Working with Joe Papp was never boring. Mr. Debuskey had a separate phone in his office dedicated to Papp’s constant calls. Frequently, Papp would fire him. Other times, Debuskey would quit.

The separation never lasted long, and the camaraderie between the two men—as well as associate Bernard Gersten, who joined the Festival in the ‘60s and knew Debuskey from way back—was thick.

“There was a lot of joking, playing, riffing off each other’s lines,” recalled Gail Papp, Joe’s widow. "Joe used to kid Merle about his speechifying and the florid vocabulary that he employed. I loved the way Merle talked. He was the only person I knew who talked in Edwardian phrases."

In all his relationships with producers, Mr. Debuskey was notorious for offering up the unvarnished truth, even if it cost him work. (A sign in his office read, "No is also an answer.") Once, after being berated by the migraine-suffering famous producer Herman Shumlin, he gave as good as he got and walked out.

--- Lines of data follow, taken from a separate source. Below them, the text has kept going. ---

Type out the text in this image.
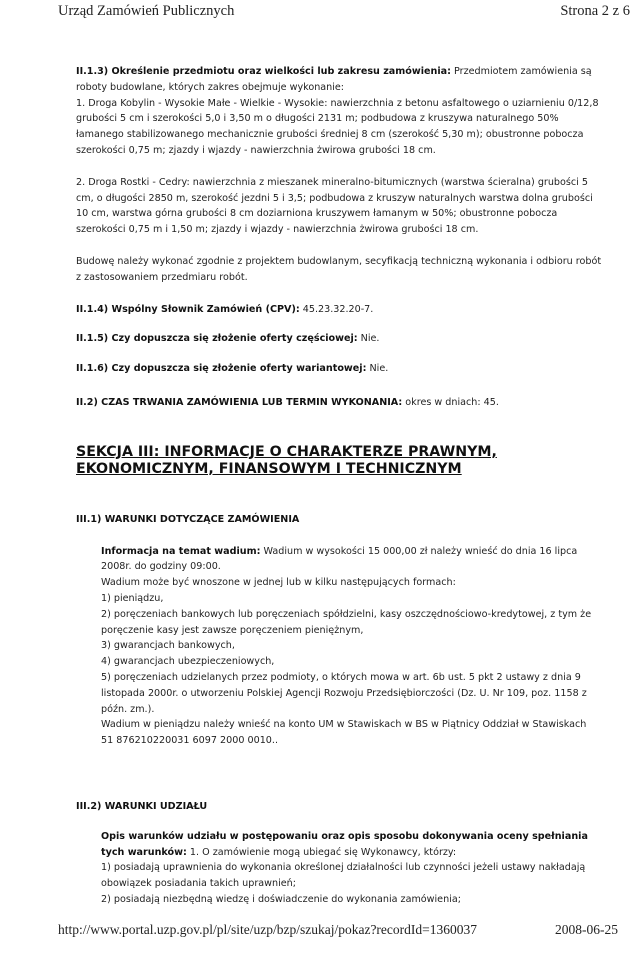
Urząd Zamówień Publicznych	Strona 2 z 6

II.1.3) Określenie przedmiotu oraz wielkości lub zakresu zamówienia: Przedmiotem zamówienia są roboty budowlane, których zakres obejmuje wykonanie:

1. Droga Kobylin - Wysokie Małe - Wielkie - Wysokie: nawierzchnia z betonu asfaltowego o uziarnieniu 0/12,8 grubości 5 cm i szerokości 5,0 i 3,50 m o długości 2131 m; podbudowa z kruszywa naturalnego 50% łamanego stabilizowanego mechanicznie grubości średniej 8 cm (szerokość 5,30 m); obustronne pobocza szerokości 0,75 m; zjazdy i wjazdy - nawierzchnia żwirowa grubości 18 cm.

2. Droga Rostki - Cedry: nawierzchnia z mieszanek mineralno-bitumicznych (warstwa ścieralna) grubości 5 cm, o długości 2850 m, szerokość jezdni 5 i 3,5; podbudowa z kruszyw naturalnych warstwa dolna grubości 10 cm, warstwa górna grubości 8 cm doziarniona kruszywem łamanym w 50%; obustronne pobocza szerokości 0,75 m i 1,50 m; zjazdy i wjazdy - nawierzchnia żwirowa grubości 18 cm.

Budowę należy wykonać zgodnie z projektem budowlanym, secyfikacją techniczną wykonania i odbioru robót z zastosowaniem przedmiaru robót.

II.1.4) Wspólny Słownik Zamówień (CPV): 45.23.32.20-7.

II.1.5) Czy dopuszcza się złożenie oferty częściowej: Nie.

II.1.6) Czy dopuszcza się złożenie oferty wariantowej: Nie.

II.2) CZAS TRWANIA ZAMÓWIENIA LUB TERMIN WYKONANIA: okres w dniach: 45.

SEKCJA III: INFORMACJE O CHARAKTERZE PRAWNYM,

EKONOMICZNYM, FINANSOWYM I TECHNICZNYM

III.1) WARUNKI DOTYCZĄCE ZAMÓWIENIA

Informacja na temat wadium: Wadium w wysokości 15 000,00 zł należy wnieść do dnia 16 lipca 2008r. do godziny 09:00.

Wadium może być wnoszone w jednej lub w kilku następujących formach:

1) pieniądzu,

2) poręczeniach bankowych lub poręczeniach spółdzielni, kasy oszczędnościowo-kredytowej, z tym że poręczenie kasy jest zawsze poręczeniem pieniężnym,

3) gwarancjach bankowych,

4) gwarancjach ubezpieczeniowych,

5) poręczeniach udzielanych przez podmioty, o których mowa w art. 6b ust. 5 pkt 2 ustawy z dnia 9 listopada 2000r. o utworzeniu Polskiej Agencji Rozwoju Przedsiębiorczości (Dz. U. Nr 109, poz. 1158 z późn. zm.).

Wadium w pieniądzu należy wnieść na konto UM w Stawiskach w BS w Piątnicy Oddział w Stawiskach 51 876210220031 6097 2000 0010..

III.2) WARUNKI UDZIAŁU

Opis warunków udziału w postępowaniu oraz opis sposobu dokonywania oceny spełniania tych warunków: 1. O zamówienie mogą ubiegać się Wykonawcy, którzy:

1) posiadają uprawnienia do wykonania określonej działalności lub czynności jeżeli ustawy nakładają obowiązek posiadania takich uprawnień;

2) posiadają niezbędną wiedzę i doświadczenie do wykonania zamówienia;

http://www.portal.uzp.gov.pl/pl/site/uzp/bzp/szukaj/pokaz?recordId=1360037	2008-06-25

Eventually, as the New York theatre world became more industry, less artistry, more corporate, less collaborative, his independent style would work against him. Always busy with other shows and other projects, he refused the entreaties of Papp and Ted Mann of Circle in the Square to work in-house. Both men would eventually replace their old associate with scant ceremony. In 1983, with the theatre looking to cut expenses, Papp quietly stopped paying Debuskey his $18,000 annual salary. The two men subsequently had a confrontation, after which Debuskey left in a rage. They never met again, and spoke only once, after Papp contracted cancer, in a failed attempt at reconciliation. Papp died in 1991.

Debuskey retired in 1995, stepping down from his post at Lincoln Center Theater. The following year, he was paid tribute to in an event attended by Feuer, Gersten, Paul Libin, Gene Saks, and many other theatrical luminaries. He kept his hand in the business, however, as a consultant to Theatre for a New Audience.

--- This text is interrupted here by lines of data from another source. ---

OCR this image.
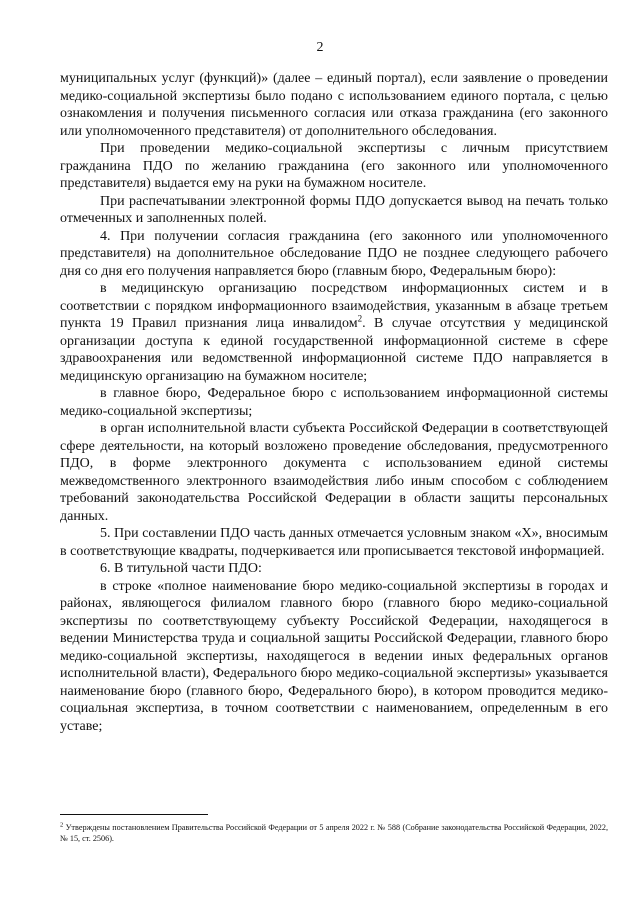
2

муниципальных услуг (функций)» (далее – единый портал), если заявление о проведении медико-социальной экспертизы было подано с использованием единого портала, с целью ознакомления и получения письменного согласия или отказа гражданина (его законного или уполномоченного представителя) от дополнительного обследования.

При проведении медико-социальной экспертизы с личным присутствием гражданина ПДО по желанию гражданина (его законного или уполномоченного представителя) выдается ему на руки на бумажном носителе.

При распечатывании электронной формы ПДО допускается вывод на печать только отмеченных и заполненных полей.

4. При получении согласия гражданина (его законного или уполномоченного представителя) на дополнительное обследование ПДО не позднее следующего рабочего дня со дня его получения направляется бюро (главным бюро, Федеральным бюро):

в медицинскую организацию посредством информационных систем и в соответствии с порядком информационного взаимодействия, указанным в абзаце третьем пункта 19 Правил признания лица инвалидом$^2$. В случае отсутствия у медицинской организации доступа к единой государственной информационной системе в сфере здравоохранения или ведомственной информационной системе ПДО направляется в медицинскую организацию на бумажном носителе;

в главное бюро, Федеральное бюро с использованием информационной системы медико-социальной экспертизы;

в орган исполнительной власти субъекта Российской Федерации в соответствующей сфере деятельности, на который возложено проведение обследования, предусмотренного ПДО, в форме электронного документа с использованием единой системы межведомственного электронного взаимодействия либо иным способом с соблюдением требований законодательства Российской Федерации в области защиты персональных данных.

5. При составлении ПДО часть данных отмечается условным знаком «Х», вносимым в соответствующие квадраты, подчеркивается или прописывается текстовой информацией.

6. В титульной части ПДО:

в строке «полное наименование бюро медико-социальной экспертизы в городах и районах, являющегося филиалом главного бюро (главного бюро медико-социальной экспертизы по соответствующему субъекту Российской Федерации, находящегося в ведении Министерства труда и социальной защиты Российской Федерации, главного бюро медико-социальной экспертизы, находящегося в ведении иных федеральных органов исполнительной власти), Федерального бюро медико-социальной экспертизы» указывается наименование бюро (главного бюро, Федерального бюро), в котором проводится медико-социальная экспертиза, в точном соответствии с наименованием, определенным в его уставе;

$^2$ Утверждены постановлением Правительства Российской Федерации от 5 апреля 2022 г. № 588 (Собрание законодательства Российской Федерации, 2022, № 15, ст. 2506).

In 2009, the Public Theatre honored Debuskey’s place in the company’s history with a plaque in the theatre’s lobby. He was also the subject of the biography The Gentleman Press Agent.

To the very end of his career, Debuskey remained transfixed by the artists he represented, and never lost his love of the theatre.

"They have persisted in pushing themselves to the outer limits of their capabilities, never satisfied with the results, always trying to get better," he said, "in an area that's not particularly welcoming or provident. They are special... There are people who excel at finance, at real estate, but they don't transform their very being. That's very mystical to me."

Debuskey is survived by three generations of loving nieces and nephews.